[PATCH v6 1/5] irqchip/aspeed-i2c-ic: binding docs for Aspeed I2C Interrupt Controller
Brendan Higgins
brendanhiggins at google.com
Thu Mar 30 07:51:57 AEDT 2017
> Regarding the other comment about the "fast mode", my main worry here
> is that somebody might come up with a 2Mhz capable device, we'll hit
> your 1Mhz test, enable fast mode, and shoot it with 3.4Mhz which it
> might not be happy at all about...
>
> I think the cut-off for switching to the "fast" mode should basically
> be the fast speed mode frequency (which isn't clear from the spec but
> seems to be 3.4Mhz). Otherwise people will end up with higher speeds
> than what they asked for and that's bad.

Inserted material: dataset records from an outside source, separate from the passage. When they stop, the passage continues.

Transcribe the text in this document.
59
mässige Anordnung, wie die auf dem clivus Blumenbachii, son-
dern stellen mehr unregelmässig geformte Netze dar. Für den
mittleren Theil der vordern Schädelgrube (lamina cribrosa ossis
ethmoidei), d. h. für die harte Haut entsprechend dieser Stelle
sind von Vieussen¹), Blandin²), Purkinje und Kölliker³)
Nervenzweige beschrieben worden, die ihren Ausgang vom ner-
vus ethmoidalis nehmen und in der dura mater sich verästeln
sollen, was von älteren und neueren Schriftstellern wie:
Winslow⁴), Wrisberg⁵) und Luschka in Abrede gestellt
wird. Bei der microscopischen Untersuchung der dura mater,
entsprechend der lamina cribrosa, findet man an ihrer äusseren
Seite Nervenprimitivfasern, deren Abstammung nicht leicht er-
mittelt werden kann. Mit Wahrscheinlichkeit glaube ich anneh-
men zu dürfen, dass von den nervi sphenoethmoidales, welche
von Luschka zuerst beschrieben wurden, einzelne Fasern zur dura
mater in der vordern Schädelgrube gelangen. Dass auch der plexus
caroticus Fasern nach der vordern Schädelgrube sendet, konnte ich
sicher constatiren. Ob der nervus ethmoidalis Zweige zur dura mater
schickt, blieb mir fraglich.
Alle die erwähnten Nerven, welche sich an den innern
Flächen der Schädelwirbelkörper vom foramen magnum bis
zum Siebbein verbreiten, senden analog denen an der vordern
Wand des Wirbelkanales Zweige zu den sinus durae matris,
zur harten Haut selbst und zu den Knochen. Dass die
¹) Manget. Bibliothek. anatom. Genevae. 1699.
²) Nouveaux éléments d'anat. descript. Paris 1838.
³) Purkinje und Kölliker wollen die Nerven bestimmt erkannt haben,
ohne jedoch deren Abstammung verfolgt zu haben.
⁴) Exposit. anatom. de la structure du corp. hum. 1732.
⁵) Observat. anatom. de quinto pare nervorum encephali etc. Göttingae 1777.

Ah, but see the documentation only says that high speed mode sets the
Base Clock divisor to zero; is does not say anything about tCKHigh or
tCKLow (clk_high and clk_low in my code respectively), which are the
only parameters which are manipulated for speeds greater than or equal
to 1.5MHz since:
# I forgot the "APB_freq /" part in the comment on my
aspeed_i2c_get_clk_reg_val(...)
# My function still does the computation correctly, I just forgot this
in the comment.
SCL_freq = APB_freq / (1 << base_clk) * (clk_high + 1 + clk_low + 1)
so if base_clk = 0, clk_high = 15, clk_low = 15, APB_freq = 50MHz
SCL_freq = APB_freq / (1 << base_clk) * (clk_high + 1 + clk_low + 1)
= 50000000 / (1 << 0) * (15 + 1 + 15 + 1)
= 50000000 / 32
= 1562500Hz
= ~1.5MHz
so maybe instead of setting a hard limit like I did, maybe the best
thing is to just check and see what the base_clk gets set to and if it
gets set to zero, we turn on high speed mode. What do you think?